In [19]: %timeit index_sq8.sa_encode(xb[:1000000])
115 ms ± 1.73 ms per loop (mean ± std. dev. of 7 runs, 10 loops each)
jrcavani commented 1 year ago

Encoding one single vector at a time for ScalarQuantizer still activates all threads. And for comparison Flat of course doesn't do that.

In [25]: with threadpool_limits(limits=1, user_api="openmp"):
    ...:     %timeit index_flat.sa_encode(xb[:1])
    ...:
3.06 µs ± 14.8 ns per loop (mean ± std. dev. of 7 runs, 100,000 loops each)

In [24]: %timeit index_flat.sa_encode(xb[:1])
3.07 µs ± 4.64 ns per loop (mean ± std. dev. of 7 runs, 100,000 loops each)

In [21]: with threadpool_limits(limits=1, user_api="openmp"):
    ...:     %timeit index_sq8.sa_encode(xb[:1])
    ...:
4.19 µs ± 4.84 ns per loop (mean ± std. dev. of 7 runs, 100,000 loops each)

In [22]: %timeit index_sq8.sa_encode(xb[:1])
8.2 µs ± 439 ns per loop (mean ± std. dev. of 7 runs, 100,000 loops each)

In [37]: with threadpool_limits(limits=1, user_api="openmp"):
    ...:     %timeit index_ivf_sq8.sa_encode(xb[:1])
    ...:
1.05 ms ± 474 ns per loop (mean ± std. dev. of 7 runs, 1,000 loops each)

In [38]: %timeit index_ivf_sq8.sa_encode(xb[:1])
1.24 ms ± 25.5 µs per loop (mean ± std. dev. of 7 runs, 1,000 loops each)

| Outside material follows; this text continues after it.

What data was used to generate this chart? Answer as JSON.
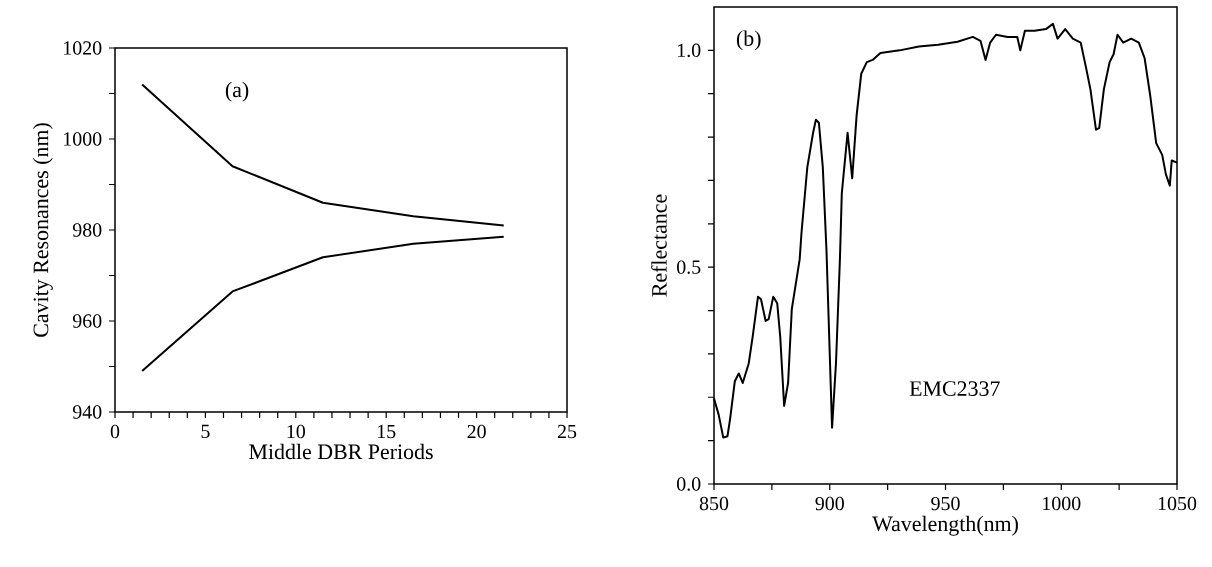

Adding follows exactly the same

In [27]: with threadpool_limits(limits=1, user_api="openmp"):
    ...:     %timeit index_flat.add(xb[:1])
    ...:
3.35 µs ± 1.82 µs per loop (mean ± std. dev. of 7 runs, 100,000 loops each)

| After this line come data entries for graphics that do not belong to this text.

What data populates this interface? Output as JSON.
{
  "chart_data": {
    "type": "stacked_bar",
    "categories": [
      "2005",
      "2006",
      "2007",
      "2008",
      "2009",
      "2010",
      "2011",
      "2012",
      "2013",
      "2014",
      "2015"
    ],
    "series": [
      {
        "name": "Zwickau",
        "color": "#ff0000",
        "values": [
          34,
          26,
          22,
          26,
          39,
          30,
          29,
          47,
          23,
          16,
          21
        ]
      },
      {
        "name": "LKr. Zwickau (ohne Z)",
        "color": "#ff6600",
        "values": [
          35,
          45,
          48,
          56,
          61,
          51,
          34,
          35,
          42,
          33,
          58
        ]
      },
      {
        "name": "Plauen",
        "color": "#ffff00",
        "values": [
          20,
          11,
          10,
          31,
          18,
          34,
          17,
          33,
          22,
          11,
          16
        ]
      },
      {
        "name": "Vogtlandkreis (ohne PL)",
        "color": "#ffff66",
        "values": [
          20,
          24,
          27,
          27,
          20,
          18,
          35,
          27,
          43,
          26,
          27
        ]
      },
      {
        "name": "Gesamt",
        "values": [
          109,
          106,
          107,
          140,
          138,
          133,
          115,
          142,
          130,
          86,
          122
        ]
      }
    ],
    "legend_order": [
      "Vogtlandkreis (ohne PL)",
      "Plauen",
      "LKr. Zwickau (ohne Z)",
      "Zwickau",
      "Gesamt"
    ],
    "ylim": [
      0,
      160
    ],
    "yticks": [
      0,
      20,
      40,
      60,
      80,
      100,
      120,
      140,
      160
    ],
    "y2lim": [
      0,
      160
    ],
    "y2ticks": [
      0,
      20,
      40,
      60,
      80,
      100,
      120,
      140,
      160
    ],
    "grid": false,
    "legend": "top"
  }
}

In [26]: %timeit index_flat.add(xb[:1])
3.26 µs ± 916 ns per loop (mean ± std. dev. of 7 runs, 100,000 loops each)

In [29]: with threadpool_limits(limits=1, user_api="openmp"):
    ...:     %timeit index_sq8.add(xb[:1])
    ...:
3.7 µs ± 459 ns per loop (mean ± std. dev. of 7 runs, 100,000 loops each)

In [28]: %timeit index_sq8.add(xb[:1])
7.37 µs ± 394 ns per loop (mean ± std. dev. of 7 runs, 100,000 loops each)

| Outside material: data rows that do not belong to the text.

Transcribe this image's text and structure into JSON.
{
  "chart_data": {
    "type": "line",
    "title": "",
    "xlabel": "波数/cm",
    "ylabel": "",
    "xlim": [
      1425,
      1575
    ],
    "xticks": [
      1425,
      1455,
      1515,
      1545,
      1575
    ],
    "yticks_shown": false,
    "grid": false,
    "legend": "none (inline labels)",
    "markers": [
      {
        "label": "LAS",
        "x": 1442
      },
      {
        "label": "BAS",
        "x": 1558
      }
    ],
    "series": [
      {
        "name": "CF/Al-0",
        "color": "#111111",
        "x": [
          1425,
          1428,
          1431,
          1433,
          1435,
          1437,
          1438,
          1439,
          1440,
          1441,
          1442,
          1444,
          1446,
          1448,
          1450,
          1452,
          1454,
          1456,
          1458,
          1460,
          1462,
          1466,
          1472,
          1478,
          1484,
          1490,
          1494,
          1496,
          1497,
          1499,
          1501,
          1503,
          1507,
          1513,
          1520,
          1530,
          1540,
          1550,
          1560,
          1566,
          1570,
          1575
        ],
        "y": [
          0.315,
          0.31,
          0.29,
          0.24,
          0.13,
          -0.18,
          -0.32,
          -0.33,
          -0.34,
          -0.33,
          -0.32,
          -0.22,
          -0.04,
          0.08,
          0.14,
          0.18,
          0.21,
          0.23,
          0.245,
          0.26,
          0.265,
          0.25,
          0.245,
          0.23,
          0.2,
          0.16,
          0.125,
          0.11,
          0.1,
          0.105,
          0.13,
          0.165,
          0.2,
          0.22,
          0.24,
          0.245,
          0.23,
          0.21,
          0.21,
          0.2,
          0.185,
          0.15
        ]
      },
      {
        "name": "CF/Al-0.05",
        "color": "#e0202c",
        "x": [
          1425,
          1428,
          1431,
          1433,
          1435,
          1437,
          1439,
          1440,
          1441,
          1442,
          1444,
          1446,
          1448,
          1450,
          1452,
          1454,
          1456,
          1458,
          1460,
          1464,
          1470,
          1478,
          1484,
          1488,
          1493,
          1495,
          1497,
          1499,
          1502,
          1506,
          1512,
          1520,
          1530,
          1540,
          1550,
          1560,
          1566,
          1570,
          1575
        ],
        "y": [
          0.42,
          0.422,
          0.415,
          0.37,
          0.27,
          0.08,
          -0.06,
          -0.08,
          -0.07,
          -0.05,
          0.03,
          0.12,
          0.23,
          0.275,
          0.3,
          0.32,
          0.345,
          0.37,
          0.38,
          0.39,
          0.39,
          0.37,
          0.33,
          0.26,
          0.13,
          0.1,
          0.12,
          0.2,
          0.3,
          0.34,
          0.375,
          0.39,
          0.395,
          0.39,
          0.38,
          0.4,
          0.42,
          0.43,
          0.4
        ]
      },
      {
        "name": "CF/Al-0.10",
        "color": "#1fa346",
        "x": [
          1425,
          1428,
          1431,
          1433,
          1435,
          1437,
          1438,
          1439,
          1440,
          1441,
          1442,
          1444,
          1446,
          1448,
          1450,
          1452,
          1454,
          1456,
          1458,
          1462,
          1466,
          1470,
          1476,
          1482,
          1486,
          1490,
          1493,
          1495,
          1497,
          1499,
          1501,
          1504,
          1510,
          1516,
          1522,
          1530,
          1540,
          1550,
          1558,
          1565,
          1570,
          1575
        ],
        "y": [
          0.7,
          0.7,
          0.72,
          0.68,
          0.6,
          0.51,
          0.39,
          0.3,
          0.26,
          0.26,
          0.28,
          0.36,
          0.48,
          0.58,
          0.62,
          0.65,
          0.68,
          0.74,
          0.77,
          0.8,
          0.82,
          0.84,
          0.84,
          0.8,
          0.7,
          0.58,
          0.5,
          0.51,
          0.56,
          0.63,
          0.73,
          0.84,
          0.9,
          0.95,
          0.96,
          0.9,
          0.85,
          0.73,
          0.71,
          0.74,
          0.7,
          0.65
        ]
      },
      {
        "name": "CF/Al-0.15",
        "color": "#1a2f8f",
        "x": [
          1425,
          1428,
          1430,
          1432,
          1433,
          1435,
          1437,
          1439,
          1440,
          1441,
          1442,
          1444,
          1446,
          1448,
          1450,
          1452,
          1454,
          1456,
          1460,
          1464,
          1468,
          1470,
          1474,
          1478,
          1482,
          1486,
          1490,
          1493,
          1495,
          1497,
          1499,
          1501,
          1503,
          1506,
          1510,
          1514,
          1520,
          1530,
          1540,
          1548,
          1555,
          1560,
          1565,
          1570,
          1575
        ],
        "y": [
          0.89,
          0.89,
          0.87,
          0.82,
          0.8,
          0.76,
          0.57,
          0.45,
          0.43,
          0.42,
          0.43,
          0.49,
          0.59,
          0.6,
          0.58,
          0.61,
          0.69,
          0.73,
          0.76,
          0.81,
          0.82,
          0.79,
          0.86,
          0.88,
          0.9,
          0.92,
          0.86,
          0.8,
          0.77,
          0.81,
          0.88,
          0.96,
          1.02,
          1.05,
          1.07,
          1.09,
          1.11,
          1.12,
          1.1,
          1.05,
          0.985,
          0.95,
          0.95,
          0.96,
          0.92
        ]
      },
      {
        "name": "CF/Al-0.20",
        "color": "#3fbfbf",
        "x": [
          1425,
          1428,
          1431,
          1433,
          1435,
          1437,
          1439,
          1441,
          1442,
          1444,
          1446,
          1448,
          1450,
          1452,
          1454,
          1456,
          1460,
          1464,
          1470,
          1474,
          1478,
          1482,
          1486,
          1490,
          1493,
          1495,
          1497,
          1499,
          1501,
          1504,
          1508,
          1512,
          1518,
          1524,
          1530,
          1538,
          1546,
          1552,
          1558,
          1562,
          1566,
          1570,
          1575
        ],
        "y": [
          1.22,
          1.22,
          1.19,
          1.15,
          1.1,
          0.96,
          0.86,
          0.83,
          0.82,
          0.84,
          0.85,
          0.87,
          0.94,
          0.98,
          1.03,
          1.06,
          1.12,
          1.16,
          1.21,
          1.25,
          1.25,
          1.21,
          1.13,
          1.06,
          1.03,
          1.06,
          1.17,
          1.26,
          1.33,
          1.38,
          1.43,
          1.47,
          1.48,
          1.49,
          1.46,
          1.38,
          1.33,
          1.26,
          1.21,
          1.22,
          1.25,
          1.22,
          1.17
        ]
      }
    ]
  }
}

In [31]: with threadpool_limits(limits=1, user_api="openmp"):
    ...:     %timeit index_ivf_sq8.add(xb[:1])
    ...:
1.05 ms ± 449 ns per loop (mean ± std. dev. of 7 runs, 1,000 loops each)

In [32]: %timeit index_ivf_sq8.add(xb[:1])

1.26 ms ± 62.8 µs per loop (mean ± std. dev. of 7 runs, 1,000 loops each)

I checked the Faiss code again and saw nothing wrong. My best guess is just mkl multithreading kicking in with single-vec.

mdouze commented 1 year ago

Hmm right, encoding a single vector triggers a dynamic allocation + omp parallel for unconditionally... So lots of overhead

https://github.com/facebookresearch/faiss/blob/main/faiss/impl/ScalarQuantizer.cpp#L1156

Fixing this would require restructuring the templates of SQ, a lot of work.